Jadi, kata dia, nasionalisme Indonesia merupakan hasil pertemuan sekaligus bentuk evolusi lebih lanjut dari etno-nasionalisme dan yang didasarkan agama.

“Karena itu, jika pada hari ini kita menengarai ada elemen bangsa yang ingin bergerak ke arah sebaliknya, kembali pada etno-nasionalisme, tentu harus diingatkan, dan bila perlu diperingatkan. Itu seperti menarik mundur sejarah dan mengkhianati perjuangan para pendiri Republik.”

Di sisi lain, Fadli melanjutkan, Boedi Oetomo memang pantas dijadikan tonggak penting, karena organisasi ini melakukan kritik terhadap kesenjangan dan ketidakadilan, meskipun pemerintah kolonial telah menerapkan Politik Etis.
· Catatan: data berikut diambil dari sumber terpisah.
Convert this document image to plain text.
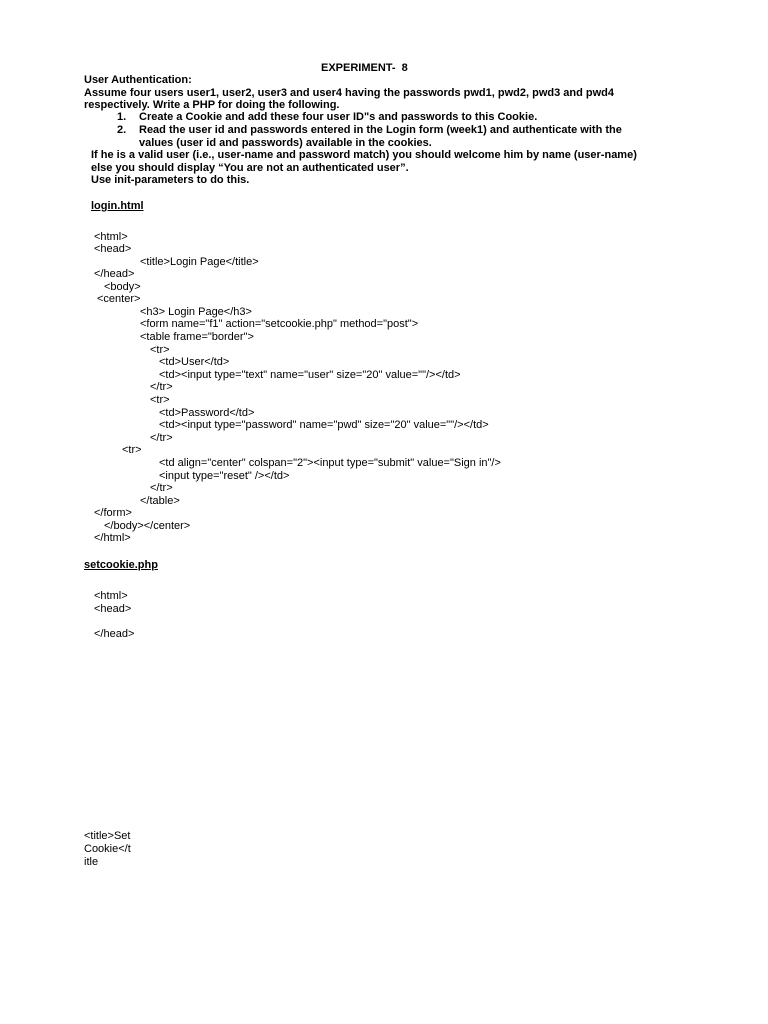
EXPERIMENT-  8
User Authentication:
Assume four users user1, user2, user3 and user4 having the passwords pwd1, pwd2, pwd3 and pwd4
respectively. Write a PHP for doing the following.
1. Create a Cookie and add these four user ID"s and passwords to this Cookie.
2. Read the user id and passwords entered in the Login form (week1) and authenticate with the
values (user id and passwords) available in the cookies.
If he is a valid user (i.e., user-name and password match) you should welcome him by name (user-name)
else you should display “You are not an authenticated user”.
Use init-parameters to do this.
login.html
<html>
<head>
<title>Login Page</title>
</head>
<body>
<center>
<h3> Login Page</h3>
<form name="f1" action="setcookie.php" method="post">
<table frame="border">
<tr>
<td>User</td>
<td><input type="text" name="user" size="20" value=""/></td>
</tr>
<tr>
<td>Password</td>
<td><input type="password" name="pwd" size="20" value=""/></td>
</tr>
<tr>
<td align="center" colspan="2"><input type="submit" value="Sign in"/>
<input type="reset" /></td>
</tr>
</table>
</form>
</body></center>
</html>
setcookie.php
<html>
<head>
</head>
<title>Set
Cookie</t
itle
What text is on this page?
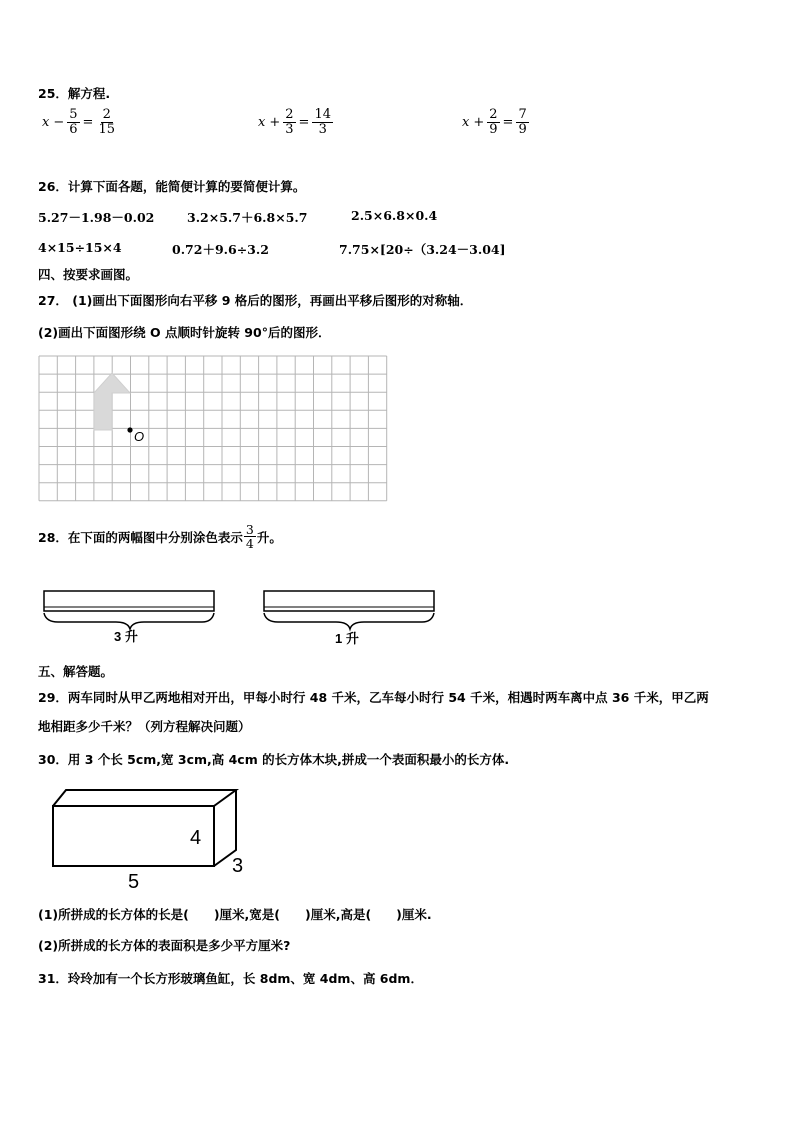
25．解方程.
$x - \frac{5}{6} = \frac{2}{15}$	$x + \frac{2}{3} = \frac{14}{3}$	$x + \frac{2}{9} = \frac{7}{9}$
26．计算下面各题，能简便计算的要简便计算。
5.27－1.98－0.02	3.2×5.7＋6.8×5.7	2.5×6.8×0.4
4×15÷15×4	0.72＋9.6÷3.2	7.75×[20÷（3.24－3.04]
四、按要求画图。
27． (1)画出下面图形向右平移 9 格后的图形，再画出平移后图形的对称轴．
(2)画出下面图形绕 O 点顺时针旋转 90°后的图形．
O
28．在下面的两幅图中分别涂色表示 $\frac{3}{4}$ 升。
3 升	1 升
五、解答题。
29．两车同时从甲乙两地相对开出，甲每小时行 48 千米，乙车每小时行 54 千米，相遇时两车离中点 36 千米，甲乙两
地相距多少千米？（列方程解决问题）
30．用 3 个长 5cm,宽 3cm,高 4cm 的长方体木块,拼成一个表面积最小的长方体.
4
3
5
(1)所拼成的长方体的长是(　　)厘米,宽是(　　)厘米,高是(　　)厘米.
(2)所拼成的长方体的表面积是多少平方厘米?
31．玲玲加有一个长方形玻璃鱼缸，长 8dm、宽 4dm、高 6dm．
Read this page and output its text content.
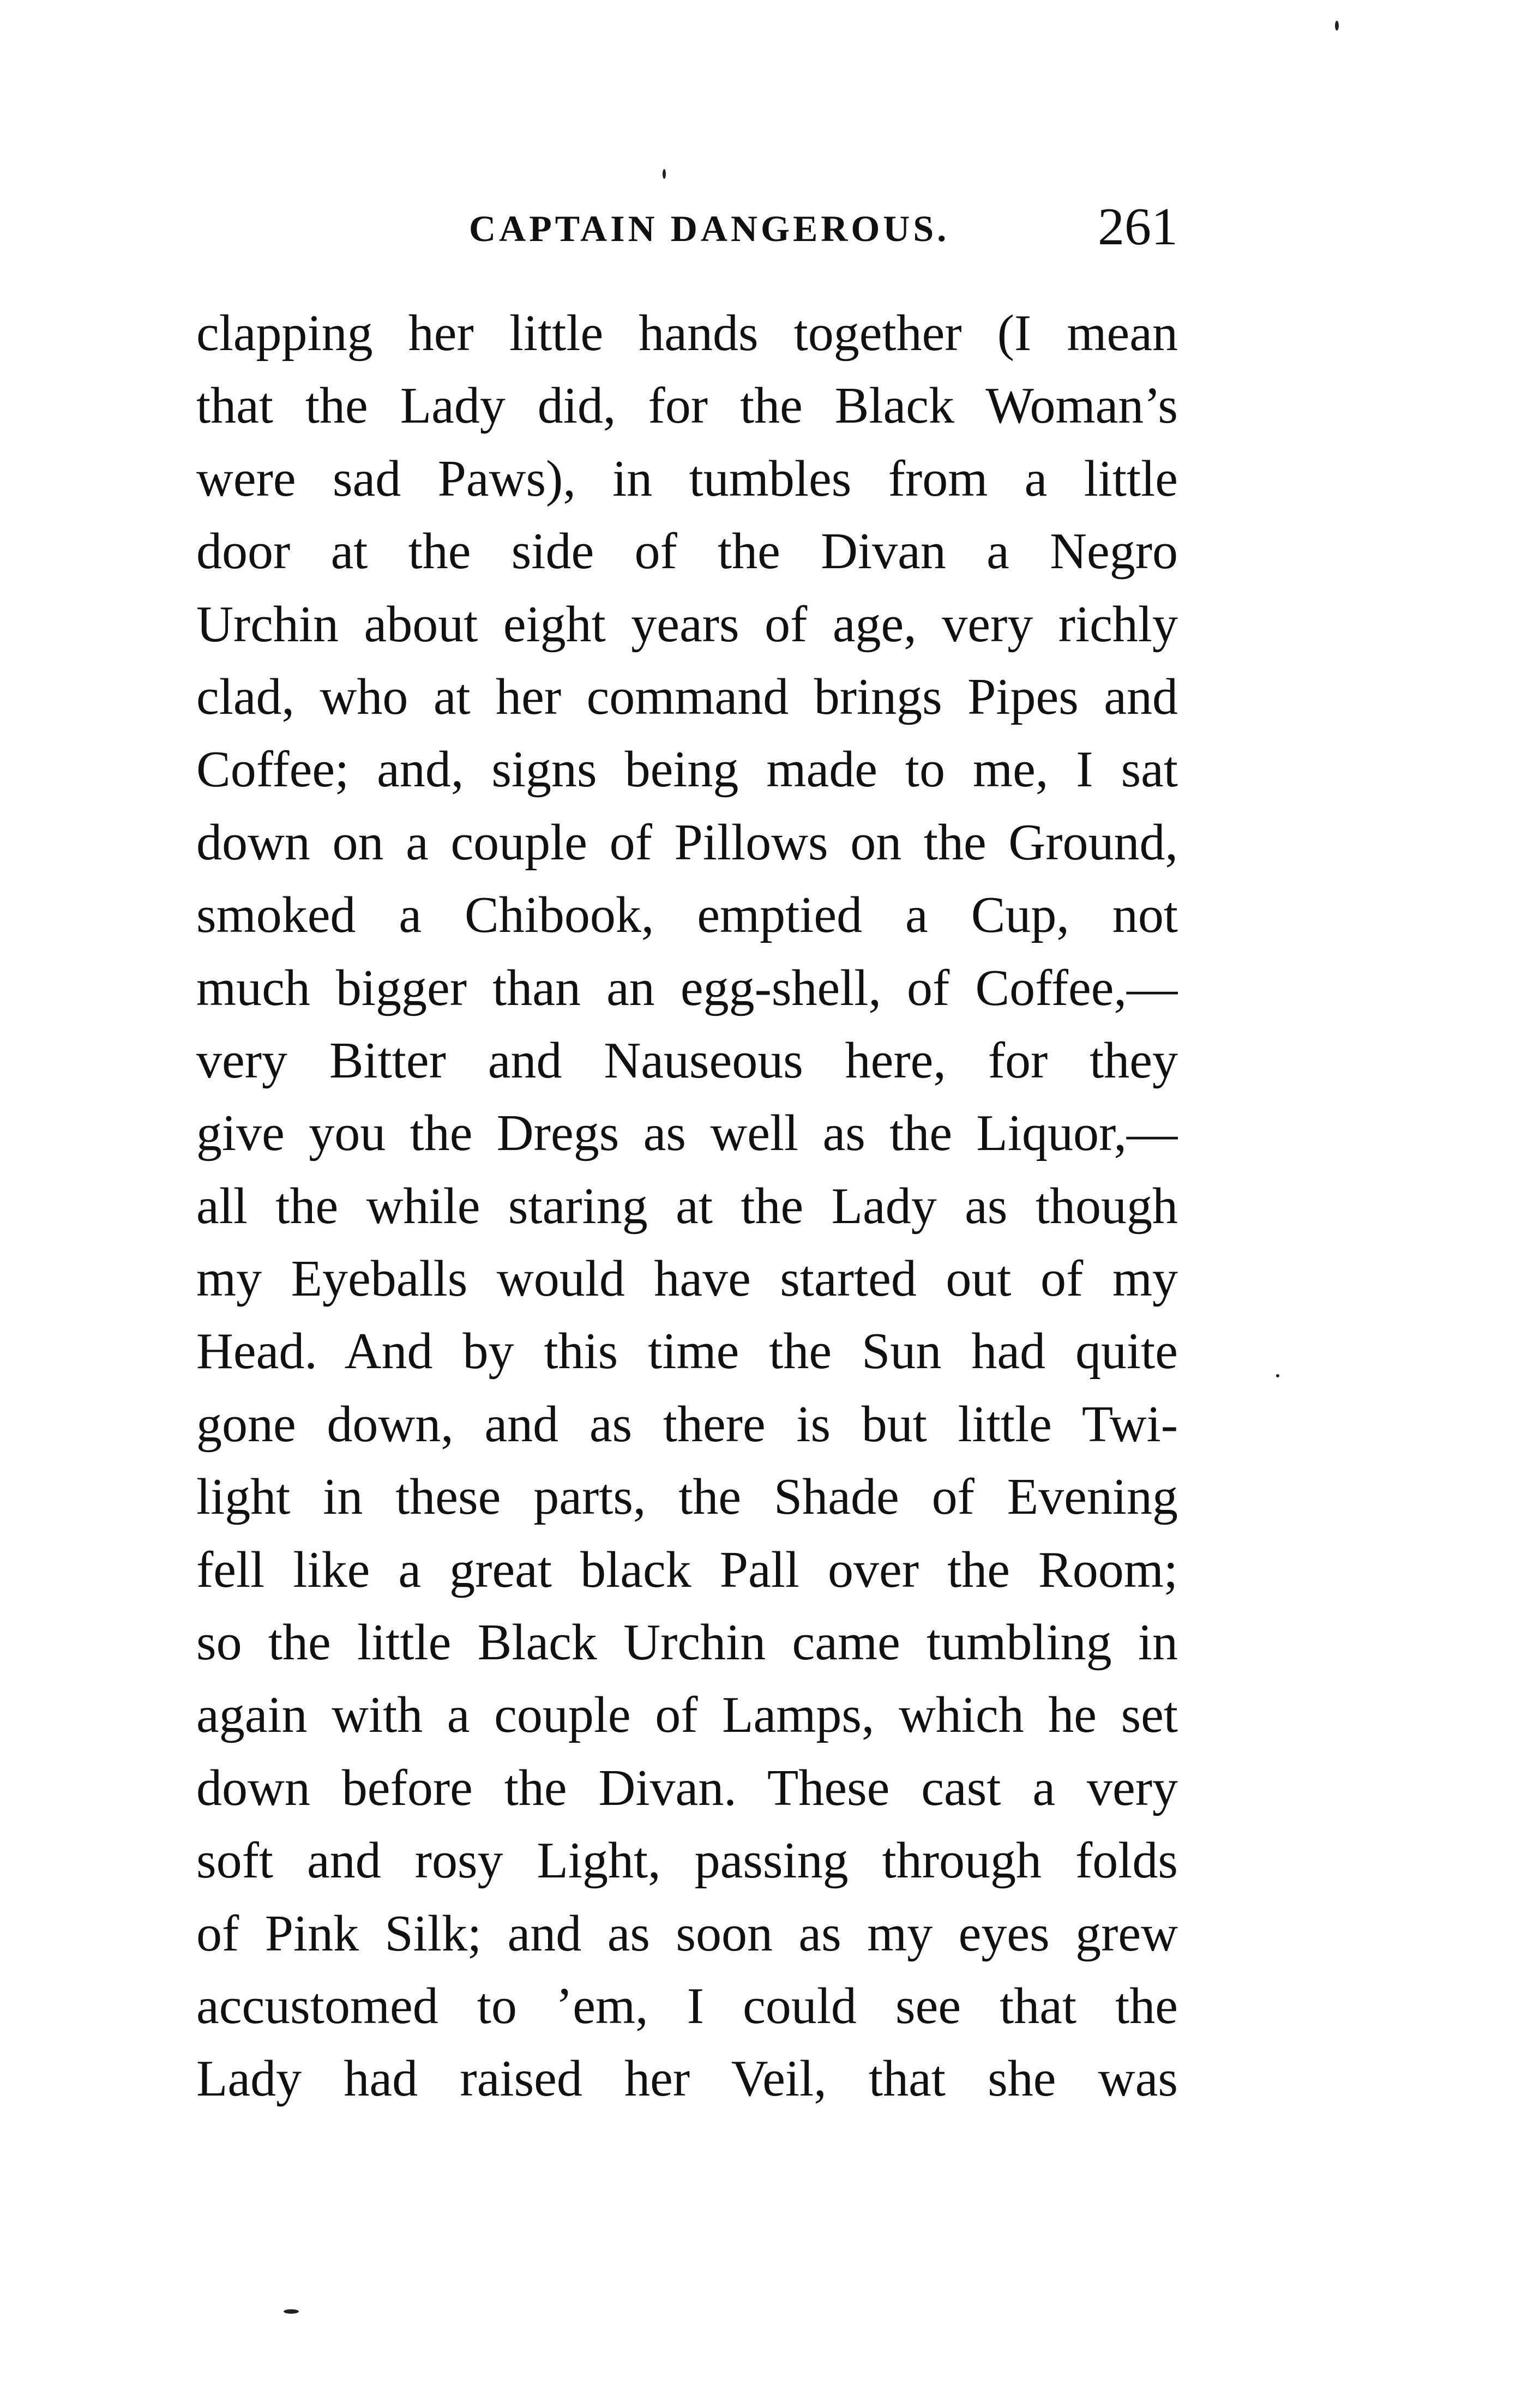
CAPTAIN DANGEROUS.	261
clapping her little hands together (I mean
that the Lady did, for the Black Woman’s
were sad Paws), in tumbles from a little
door at the side of the Divan a Negro
Urchin about eight years of age, very richly
clad, who at her command brings Pipes and
Coffee; and, signs being made to me, I sat
down on a couple of Pillows on the Ground,
smoked a Chibook, emptied a Cup, not
much bigger than an egg-shell, of Coffee,—
very Bitter and Nauseous here, for they
give you the Dregs as well as the Liquor,—
all the while staring at the Lady as though
my Eyeballs would have started out of my
Head. And by this time the Sun had quite
gone down, and as there is but little Twi-
light in these parts, the Shade of Evening
fell like a great black Pall over the Room;
so the little Black Urchin came tumbling in
again with a couple of Lamps, which he set
down before the Divan. These cast a very
soft and rosy Light, passing through folds
of Pink Silk; and as soon as my eyes grew
accustomed to ’em, I could see that the
Lady had raised her Veil, that she was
Pembangunan yang dilakukan oleh pemerintah kolonial dianggap bermasalah, karena sesudah Politik Etis berjalan kurang lebih tujuh tahun, kondisi masyarakat pada kenyataannya tak banyak berubah. Pendidikan mereka tetap rendah, dan apalagi kesejahteraannya. Itu sebabnya mereka kemudian melakukan penggalangan dana untuk memajukan pendidikan kaum Bumiputera.

Sehingga, pelajaran penting lainnya, lahirnya etno-nasionalisme pada awal abad ke-20, yang kemudian menjadi perlawanan terhadap pemerintah kolonial, terutama didorong oleh merajalelanya ketidakadilan, baik ekonomi, hukum, politik, maupun sosial.

“Sesudah kita merdeka, hal serupa juga pernah mendorong lahirnya gerakan separatisme, baik di masa pemerintahan Soekarno maupun di masa Orde Baru. Ini sekaligus mengajarkan kepada kita bahwa nasionalisme memang harus diikat oleh keadilan ekonomi, keadilan politik, keadilan hukum, dan keadilan sosial. Tanpa keadilan, tak akan ada nasionalisme.”

“Itu sebabnya di Hari Kebangkitan Nasional tahun 2017 ini kita punya dua catatan. Pertama, jangan pernah menarik mundur semangat Kebangkitan Nasional. Kedua, untuk merawat semangat kebangsaan, pemerintah jangan pernah memperjudikan rasa keadilan masyarakat, karena mahal sekali harga yang kita pertaruhkan.”